Von: Martin Sturm | 17.07.2016

In meiner Psychotherapieausbildung lernte ich, dass ich meinen Klienten aufmerksam zuhören sollte. Dadurch könnte ich in der Lage sein, Ihnen Ihre Gefühle zurückzuspiegeln. Wenn jemand sagte: „Ich weiß gar nicht mehr, was ich machen soll“, hörte ich dahinter das Gefühl „Verwirrung“. Entsprechend antwortete ich: „Sie sind vollkommen verwirrt.“

In 60 Minuten kann eine solche Art der Rückspiegelung für den Therapeuten extrem anstrengend sein. Mir kam es manchmal so vor, als ob ich immer auf der Lauer lag, um ja nur keinen Inhalt des Gesagten oder eine Gefühlsschattierung zu verpassen. Ich jagte innerlich und äußerlich. Für den Klienten und seine Essenz blieb da leider wenig übrig.

Wenn ich heute auf der Basis der 3 Prinzipien arbeite, mache ich meinen Kopf leer. Ich weiß, dass ich dann wundervollerweise eine Menge höre, was mir entgangen wäre, wenn ich mich mit einer Methode aufhalte.

Es ist nicht wichtig, einem Menschen seine Gefühle zurückzuspiegeln. Es ist jedoch hilfreich, ihm ein Verständnis dafür zu geben, woher seine Gefühle kommen. Sieht der Klient, dass seine Emotionen immer von seinem momentanen Denken kommen, kann er sich entspannen, weil er nicht mehr analysiert, warum er gerade diesen oder jenen Gedanken, dieses oder jenes Gefühl hat.

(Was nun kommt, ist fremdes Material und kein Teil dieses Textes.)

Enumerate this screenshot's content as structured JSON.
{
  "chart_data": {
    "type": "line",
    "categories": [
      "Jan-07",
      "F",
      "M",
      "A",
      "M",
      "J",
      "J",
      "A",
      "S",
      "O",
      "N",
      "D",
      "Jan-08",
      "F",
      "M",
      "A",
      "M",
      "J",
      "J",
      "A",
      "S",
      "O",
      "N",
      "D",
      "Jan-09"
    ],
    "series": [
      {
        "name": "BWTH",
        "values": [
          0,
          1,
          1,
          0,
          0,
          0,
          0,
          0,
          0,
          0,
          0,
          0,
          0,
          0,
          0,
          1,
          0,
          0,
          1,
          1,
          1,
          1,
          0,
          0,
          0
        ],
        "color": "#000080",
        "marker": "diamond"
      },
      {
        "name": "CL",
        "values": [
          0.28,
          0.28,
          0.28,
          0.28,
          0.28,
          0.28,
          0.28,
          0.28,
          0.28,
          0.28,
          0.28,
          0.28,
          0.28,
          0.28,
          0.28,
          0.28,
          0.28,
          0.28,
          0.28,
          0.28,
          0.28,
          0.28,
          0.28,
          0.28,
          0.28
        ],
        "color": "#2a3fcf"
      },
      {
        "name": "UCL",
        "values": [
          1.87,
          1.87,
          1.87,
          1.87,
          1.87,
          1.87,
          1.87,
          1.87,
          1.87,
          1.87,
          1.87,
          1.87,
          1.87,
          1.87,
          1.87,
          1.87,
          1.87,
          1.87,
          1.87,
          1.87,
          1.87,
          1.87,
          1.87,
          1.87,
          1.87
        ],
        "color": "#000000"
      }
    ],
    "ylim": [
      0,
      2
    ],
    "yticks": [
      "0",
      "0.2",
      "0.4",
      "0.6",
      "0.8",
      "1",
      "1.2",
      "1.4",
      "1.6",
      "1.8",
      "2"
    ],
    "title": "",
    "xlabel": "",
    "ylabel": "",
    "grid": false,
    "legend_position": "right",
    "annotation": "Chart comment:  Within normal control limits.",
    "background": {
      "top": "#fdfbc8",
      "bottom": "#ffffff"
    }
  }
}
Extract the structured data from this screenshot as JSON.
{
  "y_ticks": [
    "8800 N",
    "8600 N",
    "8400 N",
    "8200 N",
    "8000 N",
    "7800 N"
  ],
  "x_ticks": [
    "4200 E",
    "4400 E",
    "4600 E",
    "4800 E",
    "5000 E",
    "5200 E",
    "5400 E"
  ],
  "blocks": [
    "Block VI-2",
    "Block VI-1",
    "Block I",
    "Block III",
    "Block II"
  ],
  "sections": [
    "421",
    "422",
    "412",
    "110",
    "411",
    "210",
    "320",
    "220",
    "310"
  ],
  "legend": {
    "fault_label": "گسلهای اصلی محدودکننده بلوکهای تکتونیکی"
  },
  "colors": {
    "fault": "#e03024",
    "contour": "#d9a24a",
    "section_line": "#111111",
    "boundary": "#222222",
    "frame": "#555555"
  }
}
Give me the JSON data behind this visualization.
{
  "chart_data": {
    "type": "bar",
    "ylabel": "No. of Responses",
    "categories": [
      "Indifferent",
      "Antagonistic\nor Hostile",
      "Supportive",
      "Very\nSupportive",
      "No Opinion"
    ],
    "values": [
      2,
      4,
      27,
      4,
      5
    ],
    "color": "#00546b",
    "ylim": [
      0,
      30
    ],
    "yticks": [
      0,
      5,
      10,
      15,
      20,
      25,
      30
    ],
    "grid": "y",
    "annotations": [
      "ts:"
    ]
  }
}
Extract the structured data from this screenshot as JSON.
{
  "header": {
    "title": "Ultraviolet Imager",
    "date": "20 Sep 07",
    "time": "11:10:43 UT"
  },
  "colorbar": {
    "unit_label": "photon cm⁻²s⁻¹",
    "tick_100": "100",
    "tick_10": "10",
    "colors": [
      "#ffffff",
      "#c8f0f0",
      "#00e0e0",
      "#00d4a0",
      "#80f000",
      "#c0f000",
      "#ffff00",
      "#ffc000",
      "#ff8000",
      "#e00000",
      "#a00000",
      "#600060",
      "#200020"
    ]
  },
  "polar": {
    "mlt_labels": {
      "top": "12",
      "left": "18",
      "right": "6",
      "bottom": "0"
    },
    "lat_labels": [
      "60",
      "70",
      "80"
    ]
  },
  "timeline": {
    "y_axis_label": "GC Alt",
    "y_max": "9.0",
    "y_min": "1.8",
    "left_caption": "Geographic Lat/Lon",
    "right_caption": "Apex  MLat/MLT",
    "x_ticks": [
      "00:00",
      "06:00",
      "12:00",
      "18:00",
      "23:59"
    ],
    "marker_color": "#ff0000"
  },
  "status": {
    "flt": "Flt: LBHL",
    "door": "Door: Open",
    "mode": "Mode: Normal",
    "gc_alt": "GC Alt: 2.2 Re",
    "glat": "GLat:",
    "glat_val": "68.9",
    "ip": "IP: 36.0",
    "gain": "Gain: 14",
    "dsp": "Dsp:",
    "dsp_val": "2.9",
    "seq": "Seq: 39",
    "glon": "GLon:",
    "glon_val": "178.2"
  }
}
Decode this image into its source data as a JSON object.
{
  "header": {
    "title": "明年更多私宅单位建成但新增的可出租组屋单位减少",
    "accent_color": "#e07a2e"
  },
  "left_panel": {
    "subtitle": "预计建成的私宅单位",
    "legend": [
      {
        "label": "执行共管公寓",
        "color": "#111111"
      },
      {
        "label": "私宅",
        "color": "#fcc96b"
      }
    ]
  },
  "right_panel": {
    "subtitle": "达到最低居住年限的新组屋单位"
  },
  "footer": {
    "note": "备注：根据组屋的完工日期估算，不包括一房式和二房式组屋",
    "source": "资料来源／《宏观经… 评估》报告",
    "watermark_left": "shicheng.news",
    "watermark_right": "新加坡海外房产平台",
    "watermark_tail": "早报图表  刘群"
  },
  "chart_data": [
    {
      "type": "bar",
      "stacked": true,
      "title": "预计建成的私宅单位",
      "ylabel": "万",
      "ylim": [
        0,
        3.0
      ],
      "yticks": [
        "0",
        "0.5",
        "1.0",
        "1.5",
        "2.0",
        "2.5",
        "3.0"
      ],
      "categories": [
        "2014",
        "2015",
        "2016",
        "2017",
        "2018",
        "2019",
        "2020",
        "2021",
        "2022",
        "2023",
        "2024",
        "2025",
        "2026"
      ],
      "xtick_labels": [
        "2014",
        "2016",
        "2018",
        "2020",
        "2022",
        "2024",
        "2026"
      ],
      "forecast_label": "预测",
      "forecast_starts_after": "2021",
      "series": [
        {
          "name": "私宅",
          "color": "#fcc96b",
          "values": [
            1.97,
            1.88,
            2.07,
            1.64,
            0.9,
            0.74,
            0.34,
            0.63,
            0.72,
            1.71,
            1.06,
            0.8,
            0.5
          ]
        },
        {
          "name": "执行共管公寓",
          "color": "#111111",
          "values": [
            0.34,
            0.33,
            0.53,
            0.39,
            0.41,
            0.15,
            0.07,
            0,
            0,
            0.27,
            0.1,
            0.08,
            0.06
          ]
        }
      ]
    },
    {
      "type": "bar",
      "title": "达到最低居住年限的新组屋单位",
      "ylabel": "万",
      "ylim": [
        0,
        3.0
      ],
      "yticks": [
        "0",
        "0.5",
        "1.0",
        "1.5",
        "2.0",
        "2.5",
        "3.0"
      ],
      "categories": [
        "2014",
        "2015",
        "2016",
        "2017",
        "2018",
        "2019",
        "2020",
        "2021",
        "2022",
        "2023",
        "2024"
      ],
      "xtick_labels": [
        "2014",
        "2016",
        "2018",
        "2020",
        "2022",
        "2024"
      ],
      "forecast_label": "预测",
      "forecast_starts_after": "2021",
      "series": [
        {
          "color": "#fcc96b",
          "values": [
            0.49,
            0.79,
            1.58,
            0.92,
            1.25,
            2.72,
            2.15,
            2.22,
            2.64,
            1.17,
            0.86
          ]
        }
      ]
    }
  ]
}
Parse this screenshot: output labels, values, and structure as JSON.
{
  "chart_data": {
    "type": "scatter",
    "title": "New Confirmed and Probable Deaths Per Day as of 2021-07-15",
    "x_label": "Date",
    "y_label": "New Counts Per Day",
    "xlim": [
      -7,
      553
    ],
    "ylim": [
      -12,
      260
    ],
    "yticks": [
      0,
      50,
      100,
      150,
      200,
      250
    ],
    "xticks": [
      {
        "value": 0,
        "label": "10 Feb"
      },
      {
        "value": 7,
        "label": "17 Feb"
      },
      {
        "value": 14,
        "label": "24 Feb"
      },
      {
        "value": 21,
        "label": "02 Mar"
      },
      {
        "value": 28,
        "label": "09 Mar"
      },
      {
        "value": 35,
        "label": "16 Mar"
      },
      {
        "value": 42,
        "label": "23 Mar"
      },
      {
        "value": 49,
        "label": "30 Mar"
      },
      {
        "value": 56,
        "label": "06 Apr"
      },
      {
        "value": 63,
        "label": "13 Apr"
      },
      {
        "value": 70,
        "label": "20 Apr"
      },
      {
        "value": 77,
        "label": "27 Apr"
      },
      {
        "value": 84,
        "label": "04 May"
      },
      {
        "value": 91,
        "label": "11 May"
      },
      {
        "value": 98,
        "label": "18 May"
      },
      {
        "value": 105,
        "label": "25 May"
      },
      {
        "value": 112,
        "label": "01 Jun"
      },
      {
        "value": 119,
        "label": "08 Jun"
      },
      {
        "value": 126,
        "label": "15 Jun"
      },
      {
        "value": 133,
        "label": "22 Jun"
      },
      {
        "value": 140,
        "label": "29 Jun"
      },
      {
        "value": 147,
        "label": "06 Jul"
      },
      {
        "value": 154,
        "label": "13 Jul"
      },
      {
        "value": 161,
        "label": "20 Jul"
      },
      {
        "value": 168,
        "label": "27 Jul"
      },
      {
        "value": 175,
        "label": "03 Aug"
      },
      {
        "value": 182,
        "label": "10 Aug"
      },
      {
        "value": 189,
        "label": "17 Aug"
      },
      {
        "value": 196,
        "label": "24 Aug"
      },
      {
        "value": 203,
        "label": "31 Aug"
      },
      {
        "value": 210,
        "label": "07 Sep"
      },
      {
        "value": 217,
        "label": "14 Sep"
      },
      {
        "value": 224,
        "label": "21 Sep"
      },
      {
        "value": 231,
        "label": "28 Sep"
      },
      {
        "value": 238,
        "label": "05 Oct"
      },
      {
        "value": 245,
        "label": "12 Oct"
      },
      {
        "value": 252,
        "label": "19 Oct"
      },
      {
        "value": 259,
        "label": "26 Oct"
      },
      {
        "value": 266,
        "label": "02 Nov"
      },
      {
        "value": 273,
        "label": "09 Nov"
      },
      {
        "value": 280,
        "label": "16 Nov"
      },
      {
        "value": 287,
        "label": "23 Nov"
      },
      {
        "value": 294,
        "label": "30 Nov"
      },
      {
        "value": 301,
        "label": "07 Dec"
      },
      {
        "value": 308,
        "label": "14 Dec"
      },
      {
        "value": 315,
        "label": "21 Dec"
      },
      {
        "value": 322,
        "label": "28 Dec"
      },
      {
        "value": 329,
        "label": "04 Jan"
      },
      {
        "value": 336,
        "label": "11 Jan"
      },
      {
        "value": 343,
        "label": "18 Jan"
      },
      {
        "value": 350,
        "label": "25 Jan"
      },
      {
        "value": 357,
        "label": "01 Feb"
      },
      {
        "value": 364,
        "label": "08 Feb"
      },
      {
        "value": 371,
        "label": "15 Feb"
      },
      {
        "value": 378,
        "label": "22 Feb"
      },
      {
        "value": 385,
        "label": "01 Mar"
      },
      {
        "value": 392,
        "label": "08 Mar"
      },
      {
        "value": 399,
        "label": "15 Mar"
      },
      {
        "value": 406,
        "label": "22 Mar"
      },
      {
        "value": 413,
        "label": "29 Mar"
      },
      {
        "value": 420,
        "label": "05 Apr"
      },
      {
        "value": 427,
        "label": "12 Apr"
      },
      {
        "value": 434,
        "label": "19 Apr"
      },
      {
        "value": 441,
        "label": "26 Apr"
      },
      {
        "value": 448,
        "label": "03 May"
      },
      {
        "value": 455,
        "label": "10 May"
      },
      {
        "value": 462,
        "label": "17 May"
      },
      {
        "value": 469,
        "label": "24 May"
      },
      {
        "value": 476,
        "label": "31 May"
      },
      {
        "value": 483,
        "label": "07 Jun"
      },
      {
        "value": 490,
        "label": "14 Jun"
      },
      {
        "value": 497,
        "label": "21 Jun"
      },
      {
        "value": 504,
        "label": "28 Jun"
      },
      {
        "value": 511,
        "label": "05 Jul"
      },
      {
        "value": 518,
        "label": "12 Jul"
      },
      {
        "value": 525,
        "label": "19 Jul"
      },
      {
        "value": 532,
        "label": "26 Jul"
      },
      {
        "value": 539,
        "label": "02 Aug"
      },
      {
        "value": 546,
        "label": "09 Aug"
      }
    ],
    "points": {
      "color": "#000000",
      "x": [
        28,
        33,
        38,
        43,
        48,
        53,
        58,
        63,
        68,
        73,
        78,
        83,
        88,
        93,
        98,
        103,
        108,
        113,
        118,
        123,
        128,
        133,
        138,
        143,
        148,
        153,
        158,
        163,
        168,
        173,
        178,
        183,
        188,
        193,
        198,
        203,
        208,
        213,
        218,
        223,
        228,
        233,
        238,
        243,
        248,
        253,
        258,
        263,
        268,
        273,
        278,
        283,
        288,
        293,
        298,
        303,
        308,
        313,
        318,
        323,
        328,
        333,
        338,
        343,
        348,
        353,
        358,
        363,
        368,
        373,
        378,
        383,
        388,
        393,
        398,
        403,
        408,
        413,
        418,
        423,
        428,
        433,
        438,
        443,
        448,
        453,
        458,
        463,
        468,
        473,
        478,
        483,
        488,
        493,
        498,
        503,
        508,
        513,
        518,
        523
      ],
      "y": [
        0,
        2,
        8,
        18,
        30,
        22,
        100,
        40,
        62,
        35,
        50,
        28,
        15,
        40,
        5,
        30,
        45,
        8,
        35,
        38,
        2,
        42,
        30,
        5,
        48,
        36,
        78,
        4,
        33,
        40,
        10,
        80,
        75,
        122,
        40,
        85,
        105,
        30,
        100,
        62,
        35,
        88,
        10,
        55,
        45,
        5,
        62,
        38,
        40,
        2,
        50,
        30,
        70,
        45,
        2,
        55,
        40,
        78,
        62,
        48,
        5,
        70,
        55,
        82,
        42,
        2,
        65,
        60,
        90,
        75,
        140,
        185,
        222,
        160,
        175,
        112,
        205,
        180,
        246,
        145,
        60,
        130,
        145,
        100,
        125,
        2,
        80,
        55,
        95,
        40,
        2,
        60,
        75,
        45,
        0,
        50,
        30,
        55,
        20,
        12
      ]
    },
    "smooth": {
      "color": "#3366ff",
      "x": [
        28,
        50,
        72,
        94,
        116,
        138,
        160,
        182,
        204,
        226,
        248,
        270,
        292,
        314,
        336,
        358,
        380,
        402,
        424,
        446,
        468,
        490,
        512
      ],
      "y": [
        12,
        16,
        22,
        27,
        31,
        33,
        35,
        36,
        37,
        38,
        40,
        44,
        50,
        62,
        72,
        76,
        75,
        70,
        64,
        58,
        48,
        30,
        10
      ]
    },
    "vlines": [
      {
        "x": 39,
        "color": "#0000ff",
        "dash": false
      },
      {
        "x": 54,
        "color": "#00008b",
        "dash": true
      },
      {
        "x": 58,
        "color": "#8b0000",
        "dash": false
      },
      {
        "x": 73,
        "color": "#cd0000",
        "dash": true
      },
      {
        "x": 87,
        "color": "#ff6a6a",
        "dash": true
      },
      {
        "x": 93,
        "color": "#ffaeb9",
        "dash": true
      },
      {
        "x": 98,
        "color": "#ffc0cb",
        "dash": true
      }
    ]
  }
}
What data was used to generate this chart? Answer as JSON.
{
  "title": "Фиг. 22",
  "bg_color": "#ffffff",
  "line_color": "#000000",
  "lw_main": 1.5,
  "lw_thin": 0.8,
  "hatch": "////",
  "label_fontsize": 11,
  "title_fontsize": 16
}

Innere Freiheit entsteht dann, wenn wir verstehen, dass das Prinzip Gedanke alleinig dafür verantwortlich ist, welche Gefühle wir haben. Umgekehrt kann es niemals sein. Bewusstsein sorgt dafür, dass sich ein Gedanke real anfühlt. Wenn wir sehen, dass jeder Gedanke, ob gut oder schlecht, harmlos ist, entspannen wir uns.

Unsere Gefühle sind ein Barometer dafür, welche Qualität unsere Gedanken haben, nicht mehr, aber auch nicht weniger. Ich achte auf das Grundgefühl, das ich habe, und erkenne, ob ich meinen Gedanken folgen sollte oder nicht.

Elsie Spittle schreibt in ihrem Buch „Nuggets of Wisdom“: Sieh, dass Weisheit uns immer leitet, wenn wir es erlauben, d.h. wenn es sich nicht richtig anfühlt, tu es nicht.

Unsere Gefühle sind unsere Freunde, auch und gerade in schwierigen Zeiten. Die Botschaft ist vielfältig: Zum einen zeigen uns unsere Gefühle, auf welcher Bewusstseinsebene wir uns gerade befinden. Zum anderen spricht unsere Weisheit durch sie: Wenn es sich nicht gut anfühlt, kann ich etwas anderes tun. Etwas Hoffnungsvolleres als diese Erkenntnis kann ich mir nicht vorstellen.